Gerade jetzt hat die Beratungsstelle mit ihren mehr als 40 Schlafstellen nachts Hochsaison. „Im Winter sind wir deutlich besser ausgelastet als im Sommer“, sagt die Diplom-Sozialpädagogin Iris Hilsenitz. Im Juni und Juli nutzten im vergangenen Jahr etwa 500 bis 600 Wohnungslose im Monat die Schlafräume. In der kalten Jahreszeit stieg die Zahl auf monatlich mehr als 900 Übernachtungen an.
„Wenn es kalt ist, friert man sich den Arsch ab“, stellt Gerd Naumann nüchtern fest. „Ich kenne das aber nicht so. Bei mir war das nie ein permanenter Zustand.“ Naumann nutzt die Schlafmöglichkeiten der Diakonie mit Unterbrechungen dauerhaft.
Aber nicht für jeden Wohnungslosen ist die Beratungsstelle eine Option. „Es gibt Menschen, die es nicht aushalten, in geschlossenen Räumen oder im Schlafsaal zu übernachten. Sie schlafen im Park oder Bahnhof oder in Zelten“, sagt Hilsenitz.
Um diese Menschen kümmert sich unter anderem der Obdachlosenverein Linker Niederrhein, der sich im Juli in Krefeld gegründet hat und in Uerdingen das Sozialkaufhaus betreibt. „Uns liegen die Hardcore-Obdachlosen am Herzen“, sagt Vereinsmitglied Rainer Holzmann.

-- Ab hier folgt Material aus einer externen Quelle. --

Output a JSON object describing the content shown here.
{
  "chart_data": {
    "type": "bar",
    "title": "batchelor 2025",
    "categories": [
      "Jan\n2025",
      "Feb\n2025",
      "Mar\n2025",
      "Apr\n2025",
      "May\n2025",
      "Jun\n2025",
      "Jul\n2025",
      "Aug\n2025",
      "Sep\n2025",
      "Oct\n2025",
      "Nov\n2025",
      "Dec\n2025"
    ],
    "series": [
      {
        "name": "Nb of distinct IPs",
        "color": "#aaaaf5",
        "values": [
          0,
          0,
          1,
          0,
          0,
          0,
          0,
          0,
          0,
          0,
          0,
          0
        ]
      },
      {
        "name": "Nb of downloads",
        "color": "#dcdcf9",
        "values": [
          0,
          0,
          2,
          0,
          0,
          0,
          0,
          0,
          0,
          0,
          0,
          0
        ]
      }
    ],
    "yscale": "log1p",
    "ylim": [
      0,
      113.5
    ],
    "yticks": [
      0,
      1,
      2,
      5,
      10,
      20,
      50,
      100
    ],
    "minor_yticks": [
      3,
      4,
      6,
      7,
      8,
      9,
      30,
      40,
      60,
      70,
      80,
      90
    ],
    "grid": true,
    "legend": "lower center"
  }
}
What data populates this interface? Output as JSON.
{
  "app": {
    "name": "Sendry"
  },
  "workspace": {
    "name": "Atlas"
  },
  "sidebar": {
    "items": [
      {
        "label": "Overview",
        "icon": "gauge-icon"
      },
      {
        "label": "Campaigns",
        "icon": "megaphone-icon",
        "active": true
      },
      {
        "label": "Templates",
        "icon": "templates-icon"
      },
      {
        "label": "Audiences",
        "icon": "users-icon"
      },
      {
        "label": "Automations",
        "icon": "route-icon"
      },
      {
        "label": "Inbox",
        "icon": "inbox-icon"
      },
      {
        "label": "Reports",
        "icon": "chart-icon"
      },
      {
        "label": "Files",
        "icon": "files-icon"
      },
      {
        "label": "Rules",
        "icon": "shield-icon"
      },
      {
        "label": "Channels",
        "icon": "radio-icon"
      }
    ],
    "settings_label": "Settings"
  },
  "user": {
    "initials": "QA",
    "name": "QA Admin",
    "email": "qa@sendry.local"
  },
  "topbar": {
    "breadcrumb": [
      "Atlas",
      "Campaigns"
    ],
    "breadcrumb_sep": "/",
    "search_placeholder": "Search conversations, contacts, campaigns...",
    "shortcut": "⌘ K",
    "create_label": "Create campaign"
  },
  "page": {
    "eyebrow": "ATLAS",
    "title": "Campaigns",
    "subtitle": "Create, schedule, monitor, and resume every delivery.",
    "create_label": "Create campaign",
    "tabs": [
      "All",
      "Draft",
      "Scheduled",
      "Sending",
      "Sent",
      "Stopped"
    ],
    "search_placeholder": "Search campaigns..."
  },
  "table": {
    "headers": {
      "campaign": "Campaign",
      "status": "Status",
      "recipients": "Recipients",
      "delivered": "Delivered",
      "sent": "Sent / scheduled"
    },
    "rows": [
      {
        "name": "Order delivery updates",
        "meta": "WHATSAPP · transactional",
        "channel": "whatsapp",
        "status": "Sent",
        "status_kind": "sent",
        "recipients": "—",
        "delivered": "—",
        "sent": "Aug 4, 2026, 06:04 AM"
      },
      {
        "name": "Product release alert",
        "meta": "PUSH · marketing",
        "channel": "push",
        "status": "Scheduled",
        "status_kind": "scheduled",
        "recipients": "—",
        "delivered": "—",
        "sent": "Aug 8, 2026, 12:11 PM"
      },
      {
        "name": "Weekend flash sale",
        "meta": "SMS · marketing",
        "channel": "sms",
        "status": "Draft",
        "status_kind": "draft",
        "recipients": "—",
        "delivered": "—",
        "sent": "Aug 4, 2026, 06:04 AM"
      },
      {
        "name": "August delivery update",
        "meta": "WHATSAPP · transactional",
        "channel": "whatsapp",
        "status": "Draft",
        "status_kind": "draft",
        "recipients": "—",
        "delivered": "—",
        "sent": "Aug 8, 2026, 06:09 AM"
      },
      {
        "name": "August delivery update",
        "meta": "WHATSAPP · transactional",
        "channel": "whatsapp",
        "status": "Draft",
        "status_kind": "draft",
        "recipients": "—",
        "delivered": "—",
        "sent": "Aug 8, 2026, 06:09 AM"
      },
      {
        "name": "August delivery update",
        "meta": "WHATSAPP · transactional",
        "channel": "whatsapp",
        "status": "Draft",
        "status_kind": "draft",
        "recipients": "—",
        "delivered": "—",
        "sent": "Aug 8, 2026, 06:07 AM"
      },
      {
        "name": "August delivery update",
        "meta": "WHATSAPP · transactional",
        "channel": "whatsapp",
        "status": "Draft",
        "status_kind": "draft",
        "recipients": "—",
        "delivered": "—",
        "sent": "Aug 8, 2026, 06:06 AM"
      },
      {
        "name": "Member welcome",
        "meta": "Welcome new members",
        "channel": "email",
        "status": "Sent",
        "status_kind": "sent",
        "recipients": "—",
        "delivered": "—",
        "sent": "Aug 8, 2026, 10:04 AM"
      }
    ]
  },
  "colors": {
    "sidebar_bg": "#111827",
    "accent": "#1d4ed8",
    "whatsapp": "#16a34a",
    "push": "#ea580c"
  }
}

Als Hardcore-Obdachlose bezeichnet er diejenigen, die immer auf der Straße schlafen, egal bei welchem Wetter. Holzmann ist überzeugt, dass dies der weitaus größere Teil ist. „Das Gros bleibt auf der Straße. Ich denke etwa 60 Prozent.“
Mit der mobilen Suppenküche, die sieben Tage die Woche von 11 bis 20 Uhr unterwegs ist, versorgen die ehrenamtlichen Mitarbeiter diese Obdachlosen mit warmen Getränken und Essen. „Wir verteilen auch dickere Unterlagen und warme Schlafsäcke“, sagt Holzmann. In diesem Winter hat der Verein 1500 Schlafsäcke in Krefeld und Umgebung ausgegeben.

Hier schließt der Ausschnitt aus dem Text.